Por otro lado, el Halloween tuvo sus inicios con el Samhain, un antiguo festival celta que honraba con cosechas al dios de la muerte. Hace 2,000 años, los Celtas del Reino Unido y del Norte de Europa se contaban cuentos para explicarse la muerte de las flores y las plantas con la llegada del invierno. Ellos creían que el señor de la obscuridad mantenía al sol prisionero cada año por seis meses. Mientras que el dios de la luz permanecía cautivo, las almas de los muertos regresaban a la vida y deambulaban libremente. Para protegerse de estos espíritus, la gente encendía fogatas y prendía velas cada 31 de octubre, también se ponían disfraces para que los espíritus no los reconocieran y dejaban ofrendas de comida y bebidas en la entrada de sus casas.

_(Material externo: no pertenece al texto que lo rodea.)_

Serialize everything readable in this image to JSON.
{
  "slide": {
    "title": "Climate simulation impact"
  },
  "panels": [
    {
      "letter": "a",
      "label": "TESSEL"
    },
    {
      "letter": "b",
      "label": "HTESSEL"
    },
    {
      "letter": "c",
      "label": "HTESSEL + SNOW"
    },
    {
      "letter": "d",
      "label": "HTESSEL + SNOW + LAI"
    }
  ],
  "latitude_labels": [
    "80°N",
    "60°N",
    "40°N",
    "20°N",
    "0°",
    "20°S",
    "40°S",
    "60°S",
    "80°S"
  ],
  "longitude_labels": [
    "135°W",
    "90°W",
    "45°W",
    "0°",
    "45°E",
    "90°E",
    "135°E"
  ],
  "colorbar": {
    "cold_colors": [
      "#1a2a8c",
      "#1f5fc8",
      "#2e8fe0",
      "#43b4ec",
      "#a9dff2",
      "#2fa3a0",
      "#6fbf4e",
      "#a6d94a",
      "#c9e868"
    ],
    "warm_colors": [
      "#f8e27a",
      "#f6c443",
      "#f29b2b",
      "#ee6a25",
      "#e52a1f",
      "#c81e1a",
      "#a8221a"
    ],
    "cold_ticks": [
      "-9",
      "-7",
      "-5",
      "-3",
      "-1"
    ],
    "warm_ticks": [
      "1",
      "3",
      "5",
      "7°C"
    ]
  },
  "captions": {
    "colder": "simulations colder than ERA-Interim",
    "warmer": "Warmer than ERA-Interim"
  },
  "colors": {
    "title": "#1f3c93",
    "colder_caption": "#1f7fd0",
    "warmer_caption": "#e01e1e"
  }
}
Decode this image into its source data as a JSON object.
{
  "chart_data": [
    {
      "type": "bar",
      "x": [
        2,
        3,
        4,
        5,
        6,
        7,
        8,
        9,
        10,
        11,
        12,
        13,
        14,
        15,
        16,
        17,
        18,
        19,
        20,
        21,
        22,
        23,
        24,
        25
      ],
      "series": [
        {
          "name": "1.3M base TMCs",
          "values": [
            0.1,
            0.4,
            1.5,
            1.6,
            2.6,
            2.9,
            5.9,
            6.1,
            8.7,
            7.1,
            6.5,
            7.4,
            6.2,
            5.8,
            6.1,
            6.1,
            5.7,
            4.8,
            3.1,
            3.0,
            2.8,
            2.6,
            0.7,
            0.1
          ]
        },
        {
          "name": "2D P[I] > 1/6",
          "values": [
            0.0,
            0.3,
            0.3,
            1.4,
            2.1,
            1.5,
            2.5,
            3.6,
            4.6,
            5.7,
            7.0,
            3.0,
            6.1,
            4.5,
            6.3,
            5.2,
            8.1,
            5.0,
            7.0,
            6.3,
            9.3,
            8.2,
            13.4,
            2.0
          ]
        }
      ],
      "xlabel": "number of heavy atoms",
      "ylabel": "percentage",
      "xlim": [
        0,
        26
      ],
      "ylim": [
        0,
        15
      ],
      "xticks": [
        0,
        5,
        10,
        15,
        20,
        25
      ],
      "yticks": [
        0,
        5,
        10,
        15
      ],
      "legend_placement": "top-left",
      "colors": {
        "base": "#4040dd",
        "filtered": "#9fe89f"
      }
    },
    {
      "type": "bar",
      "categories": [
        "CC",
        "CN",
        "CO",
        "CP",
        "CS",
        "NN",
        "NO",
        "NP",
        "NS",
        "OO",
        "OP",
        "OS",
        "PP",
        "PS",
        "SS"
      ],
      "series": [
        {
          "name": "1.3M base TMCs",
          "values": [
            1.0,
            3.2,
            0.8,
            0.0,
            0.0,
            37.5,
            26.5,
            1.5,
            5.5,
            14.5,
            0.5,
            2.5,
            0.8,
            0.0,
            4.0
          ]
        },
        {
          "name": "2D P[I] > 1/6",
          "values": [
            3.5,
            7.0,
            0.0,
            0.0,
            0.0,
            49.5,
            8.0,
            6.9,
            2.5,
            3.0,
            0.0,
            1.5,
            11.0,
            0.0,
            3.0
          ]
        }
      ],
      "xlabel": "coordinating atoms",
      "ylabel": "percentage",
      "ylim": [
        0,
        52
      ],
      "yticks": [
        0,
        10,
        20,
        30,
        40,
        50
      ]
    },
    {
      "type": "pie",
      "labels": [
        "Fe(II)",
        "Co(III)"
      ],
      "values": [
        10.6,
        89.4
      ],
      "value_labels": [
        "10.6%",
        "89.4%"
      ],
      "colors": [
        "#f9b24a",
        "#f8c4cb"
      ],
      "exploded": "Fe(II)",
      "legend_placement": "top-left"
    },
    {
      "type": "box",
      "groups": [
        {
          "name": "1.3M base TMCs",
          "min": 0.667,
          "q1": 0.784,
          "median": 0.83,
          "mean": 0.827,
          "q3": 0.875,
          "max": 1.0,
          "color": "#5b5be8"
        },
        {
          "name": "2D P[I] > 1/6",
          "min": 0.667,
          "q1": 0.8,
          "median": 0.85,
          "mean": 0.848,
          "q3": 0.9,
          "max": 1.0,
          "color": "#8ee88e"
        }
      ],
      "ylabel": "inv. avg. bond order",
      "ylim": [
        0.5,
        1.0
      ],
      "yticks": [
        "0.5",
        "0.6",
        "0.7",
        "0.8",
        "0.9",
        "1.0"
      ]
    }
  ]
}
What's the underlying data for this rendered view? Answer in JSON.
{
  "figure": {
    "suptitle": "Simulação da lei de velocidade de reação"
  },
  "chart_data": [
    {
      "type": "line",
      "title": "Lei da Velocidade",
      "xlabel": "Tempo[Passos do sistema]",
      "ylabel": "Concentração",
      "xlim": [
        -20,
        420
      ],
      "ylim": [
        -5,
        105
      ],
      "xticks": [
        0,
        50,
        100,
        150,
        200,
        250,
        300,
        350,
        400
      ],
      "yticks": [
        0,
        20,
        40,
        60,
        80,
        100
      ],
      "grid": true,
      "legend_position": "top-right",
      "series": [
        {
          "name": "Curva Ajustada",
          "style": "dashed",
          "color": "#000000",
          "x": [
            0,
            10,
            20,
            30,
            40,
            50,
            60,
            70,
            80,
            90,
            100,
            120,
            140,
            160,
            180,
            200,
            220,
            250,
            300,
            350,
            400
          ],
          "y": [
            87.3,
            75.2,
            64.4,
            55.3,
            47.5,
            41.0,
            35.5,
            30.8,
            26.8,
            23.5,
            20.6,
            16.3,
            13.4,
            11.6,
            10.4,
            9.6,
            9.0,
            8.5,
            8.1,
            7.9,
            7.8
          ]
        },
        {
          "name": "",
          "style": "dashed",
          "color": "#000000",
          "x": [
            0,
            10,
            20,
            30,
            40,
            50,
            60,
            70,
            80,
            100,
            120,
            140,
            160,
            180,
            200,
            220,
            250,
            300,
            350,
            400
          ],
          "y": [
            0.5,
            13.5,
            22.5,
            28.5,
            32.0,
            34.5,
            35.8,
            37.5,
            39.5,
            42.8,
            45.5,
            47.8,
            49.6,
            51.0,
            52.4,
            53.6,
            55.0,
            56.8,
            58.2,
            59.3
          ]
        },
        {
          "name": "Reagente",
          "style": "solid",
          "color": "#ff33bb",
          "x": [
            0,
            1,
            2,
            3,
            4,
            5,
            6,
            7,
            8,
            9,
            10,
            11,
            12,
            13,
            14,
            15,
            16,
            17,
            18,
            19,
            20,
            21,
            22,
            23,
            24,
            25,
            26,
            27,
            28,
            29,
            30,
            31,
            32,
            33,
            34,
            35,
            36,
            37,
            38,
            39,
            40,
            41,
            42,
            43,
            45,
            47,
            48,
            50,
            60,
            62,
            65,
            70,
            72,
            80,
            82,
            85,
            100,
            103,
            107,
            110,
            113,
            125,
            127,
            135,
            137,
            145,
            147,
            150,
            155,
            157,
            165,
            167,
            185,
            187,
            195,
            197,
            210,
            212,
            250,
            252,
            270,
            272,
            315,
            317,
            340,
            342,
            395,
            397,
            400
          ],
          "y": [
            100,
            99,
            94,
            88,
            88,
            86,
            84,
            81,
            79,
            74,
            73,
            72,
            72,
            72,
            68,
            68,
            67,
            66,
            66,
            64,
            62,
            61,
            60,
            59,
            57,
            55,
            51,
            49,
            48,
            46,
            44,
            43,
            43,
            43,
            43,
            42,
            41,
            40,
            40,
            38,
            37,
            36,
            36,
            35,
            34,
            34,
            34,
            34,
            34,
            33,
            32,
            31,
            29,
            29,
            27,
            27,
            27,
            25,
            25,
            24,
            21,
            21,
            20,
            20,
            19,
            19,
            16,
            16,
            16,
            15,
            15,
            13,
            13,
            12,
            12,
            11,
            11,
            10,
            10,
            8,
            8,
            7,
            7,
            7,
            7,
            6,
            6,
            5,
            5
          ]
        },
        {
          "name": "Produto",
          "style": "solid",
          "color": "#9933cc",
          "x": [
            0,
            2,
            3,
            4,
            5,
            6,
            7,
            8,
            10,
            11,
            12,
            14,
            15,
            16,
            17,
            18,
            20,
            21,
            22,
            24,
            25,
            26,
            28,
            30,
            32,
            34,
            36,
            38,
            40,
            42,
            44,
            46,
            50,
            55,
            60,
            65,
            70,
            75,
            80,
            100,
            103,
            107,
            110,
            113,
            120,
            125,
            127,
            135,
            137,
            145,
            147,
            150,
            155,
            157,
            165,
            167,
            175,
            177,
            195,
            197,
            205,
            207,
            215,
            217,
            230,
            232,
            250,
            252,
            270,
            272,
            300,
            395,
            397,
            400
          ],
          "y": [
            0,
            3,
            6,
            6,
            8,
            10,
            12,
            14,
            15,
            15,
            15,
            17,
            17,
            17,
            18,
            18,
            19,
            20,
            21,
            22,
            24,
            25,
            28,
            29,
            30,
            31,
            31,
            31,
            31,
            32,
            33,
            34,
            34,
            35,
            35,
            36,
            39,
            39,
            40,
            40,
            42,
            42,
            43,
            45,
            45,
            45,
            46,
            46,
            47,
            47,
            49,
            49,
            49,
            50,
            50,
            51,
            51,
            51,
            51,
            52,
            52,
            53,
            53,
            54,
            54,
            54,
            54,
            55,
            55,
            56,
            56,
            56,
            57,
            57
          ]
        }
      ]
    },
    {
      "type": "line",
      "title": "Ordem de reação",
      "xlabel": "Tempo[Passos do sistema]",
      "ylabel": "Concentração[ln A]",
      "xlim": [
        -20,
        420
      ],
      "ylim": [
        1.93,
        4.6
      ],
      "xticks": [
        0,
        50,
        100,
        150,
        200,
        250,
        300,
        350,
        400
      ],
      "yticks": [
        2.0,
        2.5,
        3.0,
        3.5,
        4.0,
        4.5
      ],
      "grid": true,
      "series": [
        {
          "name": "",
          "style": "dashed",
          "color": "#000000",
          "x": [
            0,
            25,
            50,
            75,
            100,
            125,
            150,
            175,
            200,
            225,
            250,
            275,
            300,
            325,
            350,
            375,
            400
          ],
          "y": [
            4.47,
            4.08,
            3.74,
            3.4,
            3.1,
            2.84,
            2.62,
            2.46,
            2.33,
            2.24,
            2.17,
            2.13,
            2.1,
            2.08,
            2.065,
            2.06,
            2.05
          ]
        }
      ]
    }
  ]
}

Pero tampoco es una coincidencia que el Halloween y el Día de Muertos se encuentren tan cercanos en el calendario, ya que estos festejos fueron adoptados por el cristianismo y luego fijados en el año litúrgico, el cuál divide los 12 meses del ciclo anual en temporadas para festejar distintas manifestaciones culturales de origen católico. Ambas celebraciones son fórmulas ceremoniales heredadas de la tradición medieval europea: el Halloween de la rama Nórdica-Romántica y el Día de Muertos de la Medieval-Barroca, el cual fue mestizado con ciertos elementos prehispánicos que lo convirtieron en lo que es hoy.

Yo no puedo contemplar estas visiones de la muerte y no sentirme aludida, no sentir que la angustia de morir no me atañe como miembro de una especie cuya conciencia sobre su propio ser le ha hecho sentir intriga y hasta miedo, por no tener la certeza precisa de qué cosa es o qué es lo que pasa al momento de fallecer. Tenemos una necesidad de sentir que no somos fugaces y también de honrar y recordar a los que ya no están. Entonces, veo la víspera de noviembre y empiezan a desfilar por mi cabeza imágenes multicolores, pero silenciosas del Día de Muertos, mis días de muertos.

Mi calidad de autoexiliada me permite ir a mi memoria no sólo para revisar estos momentos, sino para vivirlos otra vez. Si estás entre dos mundos, no pierdes, adquieres. Las costumbres cambian, nos distorsionan. No sé si para mejorar o no, pero lo hacen, no podemos pararlas. Lo que sí podemos y debemos hacer, por lo menos, es preguntarnos cómo es que llegamos aquí.